Though it was in tennis that Ichiya Kumagae earned the nation its first (and second) Olympic medals at the 1920 Antwerp Games, Japan has only three total medals in the sport and no golds. Nishikori broke Japan’s 96-year Olympic medal drought in tennis when he defeated Rafael Nadal for the bronze in 2016.
(A compilation of Kei Nishikori’s top shots from the U.S. Open 2018. Credit: U.S. Open Tennis Championships)
While Osaka and Nishikori are shining lights of contemporary Japanese tennis, their journeys are also examples of a deeper challenge that plagues the sport. Osaka represents Japan, the country of her birth, in tennis. But the daughter of a Haitian father and a Japanese mother has lived in the United States since the age of 3. In 2006, the family moved to Florida so that Naomi and her sister, Mari, would have access to better training. Nishikori moved to Florida at age 13 to train at the Nick Bollettieri Tennis Academy, and it’s where he still lives today. Along with Spain and France, the U.S. is one of the world’s predominant countries that players choose to hone their skills, because of its established framework for coaching and training. Japan, by contrast, has historically struggled to find success as a tennis training ground.
However, that’s beginning to change, say experts and officials. The JTA is seeing greater participation at all levels; clubs report that they have more registered players and that more courts are being used more frequently, says Haggerty. The country’s new emphasis on promoting tennis among children is a key factor. “They have tennis in more schools, and this is helping to inspire more children to play,” says Haggerty.
In the interest of winning medals on home soil in the 2020 Tokyo Olympics, the JTA has also launched a special junior player training program to accelerate junior players’ growth toward potential national team member qualification. These programs could produce more players who rank high enough in the world to contend at the major tournaments, including Grand Slams.
But Japan’s renewed focus on tennis isn’t shortsighted and restricted to the Olympics, suggests JTA executive director Hajime Takahashi. Tennis, the JTA believes, can “contribute to people’s sound mental and physical development as well as international amity,” says Takahashi. “The creation of a better environment for tennis will remain as the policy goal of the JTA beyond 2020,” he adds.
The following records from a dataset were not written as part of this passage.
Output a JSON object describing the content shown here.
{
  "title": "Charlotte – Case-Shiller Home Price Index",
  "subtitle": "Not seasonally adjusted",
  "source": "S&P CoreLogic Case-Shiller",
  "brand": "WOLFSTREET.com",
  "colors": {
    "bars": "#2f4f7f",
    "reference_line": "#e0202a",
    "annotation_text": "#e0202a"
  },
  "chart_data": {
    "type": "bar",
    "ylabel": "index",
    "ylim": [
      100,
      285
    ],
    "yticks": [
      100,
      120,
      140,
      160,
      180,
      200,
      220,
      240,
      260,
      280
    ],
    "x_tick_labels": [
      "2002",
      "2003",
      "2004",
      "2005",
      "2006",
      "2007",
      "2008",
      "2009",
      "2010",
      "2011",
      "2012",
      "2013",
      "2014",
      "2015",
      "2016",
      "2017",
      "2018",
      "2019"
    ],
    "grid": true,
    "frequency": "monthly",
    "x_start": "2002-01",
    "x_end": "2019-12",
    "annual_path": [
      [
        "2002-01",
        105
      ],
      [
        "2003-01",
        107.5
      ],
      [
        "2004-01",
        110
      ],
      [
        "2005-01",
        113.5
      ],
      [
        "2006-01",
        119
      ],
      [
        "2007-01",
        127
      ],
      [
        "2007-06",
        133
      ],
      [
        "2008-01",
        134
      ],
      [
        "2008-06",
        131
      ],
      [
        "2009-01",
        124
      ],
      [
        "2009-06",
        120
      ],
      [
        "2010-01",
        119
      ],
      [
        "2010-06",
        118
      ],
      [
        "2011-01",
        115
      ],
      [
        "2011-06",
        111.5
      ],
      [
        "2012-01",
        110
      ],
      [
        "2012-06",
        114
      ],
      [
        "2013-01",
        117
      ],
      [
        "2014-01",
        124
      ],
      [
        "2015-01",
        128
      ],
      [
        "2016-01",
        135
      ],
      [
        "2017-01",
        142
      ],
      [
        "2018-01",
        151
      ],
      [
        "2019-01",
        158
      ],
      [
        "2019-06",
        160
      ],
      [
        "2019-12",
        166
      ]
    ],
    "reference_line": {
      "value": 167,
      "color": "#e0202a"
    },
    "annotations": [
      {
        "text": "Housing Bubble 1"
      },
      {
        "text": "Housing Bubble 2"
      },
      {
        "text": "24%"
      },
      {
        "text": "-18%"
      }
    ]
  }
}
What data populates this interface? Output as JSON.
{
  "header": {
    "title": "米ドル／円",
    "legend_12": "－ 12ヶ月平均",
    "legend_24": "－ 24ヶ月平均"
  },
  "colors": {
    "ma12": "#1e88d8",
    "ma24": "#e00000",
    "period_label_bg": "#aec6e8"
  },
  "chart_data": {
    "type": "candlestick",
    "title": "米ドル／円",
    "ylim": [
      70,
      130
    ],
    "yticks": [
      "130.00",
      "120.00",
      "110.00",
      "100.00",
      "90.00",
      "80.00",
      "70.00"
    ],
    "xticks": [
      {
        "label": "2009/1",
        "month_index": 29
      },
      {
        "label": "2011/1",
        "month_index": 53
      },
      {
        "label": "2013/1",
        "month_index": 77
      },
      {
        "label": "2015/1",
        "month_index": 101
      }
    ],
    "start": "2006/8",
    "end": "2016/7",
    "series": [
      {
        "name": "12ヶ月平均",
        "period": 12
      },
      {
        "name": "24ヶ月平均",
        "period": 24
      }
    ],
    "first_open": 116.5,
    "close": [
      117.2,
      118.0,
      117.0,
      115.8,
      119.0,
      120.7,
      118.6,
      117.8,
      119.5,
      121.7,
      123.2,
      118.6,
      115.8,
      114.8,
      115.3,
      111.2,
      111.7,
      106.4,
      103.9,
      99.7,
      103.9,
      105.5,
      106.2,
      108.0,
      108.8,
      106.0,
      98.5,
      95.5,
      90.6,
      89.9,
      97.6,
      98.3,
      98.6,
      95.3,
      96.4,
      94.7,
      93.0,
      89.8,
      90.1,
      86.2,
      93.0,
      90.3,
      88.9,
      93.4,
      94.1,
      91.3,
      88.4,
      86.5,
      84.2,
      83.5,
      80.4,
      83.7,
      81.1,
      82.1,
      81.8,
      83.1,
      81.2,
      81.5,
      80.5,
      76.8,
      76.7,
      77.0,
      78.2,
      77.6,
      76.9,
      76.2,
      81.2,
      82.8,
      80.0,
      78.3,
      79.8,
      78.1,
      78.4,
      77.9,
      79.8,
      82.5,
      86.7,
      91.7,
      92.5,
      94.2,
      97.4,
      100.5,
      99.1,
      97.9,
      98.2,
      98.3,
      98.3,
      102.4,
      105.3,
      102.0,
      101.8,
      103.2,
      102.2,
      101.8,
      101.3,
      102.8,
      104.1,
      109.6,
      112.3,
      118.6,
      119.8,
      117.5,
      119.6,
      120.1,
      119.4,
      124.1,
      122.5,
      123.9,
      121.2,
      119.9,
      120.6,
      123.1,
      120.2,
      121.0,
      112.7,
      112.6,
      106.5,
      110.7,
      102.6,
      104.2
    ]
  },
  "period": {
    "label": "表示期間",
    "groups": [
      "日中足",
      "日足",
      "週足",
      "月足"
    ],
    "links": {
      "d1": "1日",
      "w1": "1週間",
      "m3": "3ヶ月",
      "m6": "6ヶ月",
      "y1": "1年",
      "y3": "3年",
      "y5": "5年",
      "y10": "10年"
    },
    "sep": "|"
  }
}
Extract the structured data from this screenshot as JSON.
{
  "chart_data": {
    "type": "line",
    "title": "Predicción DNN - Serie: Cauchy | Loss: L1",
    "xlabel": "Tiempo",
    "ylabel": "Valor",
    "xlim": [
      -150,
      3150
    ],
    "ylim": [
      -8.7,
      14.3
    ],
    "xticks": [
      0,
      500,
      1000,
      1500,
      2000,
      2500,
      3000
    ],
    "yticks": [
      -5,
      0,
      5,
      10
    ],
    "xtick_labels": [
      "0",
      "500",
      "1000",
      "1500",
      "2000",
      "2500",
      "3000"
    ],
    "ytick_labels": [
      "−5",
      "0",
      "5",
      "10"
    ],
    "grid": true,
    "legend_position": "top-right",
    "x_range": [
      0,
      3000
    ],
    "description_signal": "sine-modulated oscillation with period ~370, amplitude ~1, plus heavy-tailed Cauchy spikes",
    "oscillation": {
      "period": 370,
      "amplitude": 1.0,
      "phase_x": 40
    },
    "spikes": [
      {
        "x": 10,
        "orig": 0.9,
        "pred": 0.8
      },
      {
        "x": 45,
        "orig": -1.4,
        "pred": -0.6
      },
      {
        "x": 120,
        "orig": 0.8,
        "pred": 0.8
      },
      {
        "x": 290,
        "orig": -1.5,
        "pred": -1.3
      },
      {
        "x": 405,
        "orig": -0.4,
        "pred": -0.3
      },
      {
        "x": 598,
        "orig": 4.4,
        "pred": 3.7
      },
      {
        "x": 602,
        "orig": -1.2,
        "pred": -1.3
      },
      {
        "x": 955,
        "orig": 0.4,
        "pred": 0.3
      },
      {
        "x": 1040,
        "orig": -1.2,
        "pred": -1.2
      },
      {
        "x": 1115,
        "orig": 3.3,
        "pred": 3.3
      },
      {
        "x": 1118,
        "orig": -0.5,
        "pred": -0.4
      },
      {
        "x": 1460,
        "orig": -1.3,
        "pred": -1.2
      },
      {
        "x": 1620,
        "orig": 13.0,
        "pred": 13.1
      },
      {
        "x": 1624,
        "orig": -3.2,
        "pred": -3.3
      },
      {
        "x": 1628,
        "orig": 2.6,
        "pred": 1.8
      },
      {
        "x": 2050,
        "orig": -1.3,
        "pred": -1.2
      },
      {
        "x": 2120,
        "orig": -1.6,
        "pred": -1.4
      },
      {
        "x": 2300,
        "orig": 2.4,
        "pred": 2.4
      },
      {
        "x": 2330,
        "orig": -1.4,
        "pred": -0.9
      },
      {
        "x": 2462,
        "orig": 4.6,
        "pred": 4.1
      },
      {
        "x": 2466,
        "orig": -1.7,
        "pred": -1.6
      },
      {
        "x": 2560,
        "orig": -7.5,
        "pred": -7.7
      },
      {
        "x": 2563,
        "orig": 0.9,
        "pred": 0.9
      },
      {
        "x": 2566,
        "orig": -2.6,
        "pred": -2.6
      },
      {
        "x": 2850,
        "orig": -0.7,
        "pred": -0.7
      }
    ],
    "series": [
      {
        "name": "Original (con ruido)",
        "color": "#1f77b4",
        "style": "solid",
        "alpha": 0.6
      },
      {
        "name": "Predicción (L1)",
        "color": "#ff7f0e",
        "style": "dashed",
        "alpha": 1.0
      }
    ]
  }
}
Japan still faces challenges if it wants to become a tennis powerhouse. While the JTA is encouraged by the recent upward trend in Japan’s tennis population, explains Takahashi, it can’t be complacent about it. The association knows Japan’s tennis population is not immune from the nation’s aging population and declining birth rates. “Japan’s tennis population is likely to be adversely affected, especially by the aging population, in view of the fact that baby boomers have been playing a big role in sustaining Japan’s tennis population,” Takahashi says.
But the JTA is counting on Osaka’s Grand Slam win inspiring a nation of young tennis players. The impact can already be seen in equipment sales; Japanese manufacturer Yonex Co., which produces an EZONE 98 racket similar to the one Osaka uses, saw a four-fold increase in orders the week following Osaka’s victory.
As those rackets are put to use, and as Japan’s grassroots tennis campaign bears fruit, other players will rise. Osaka and Nishikori may soon cease to dominate the Japanese tennis conversation.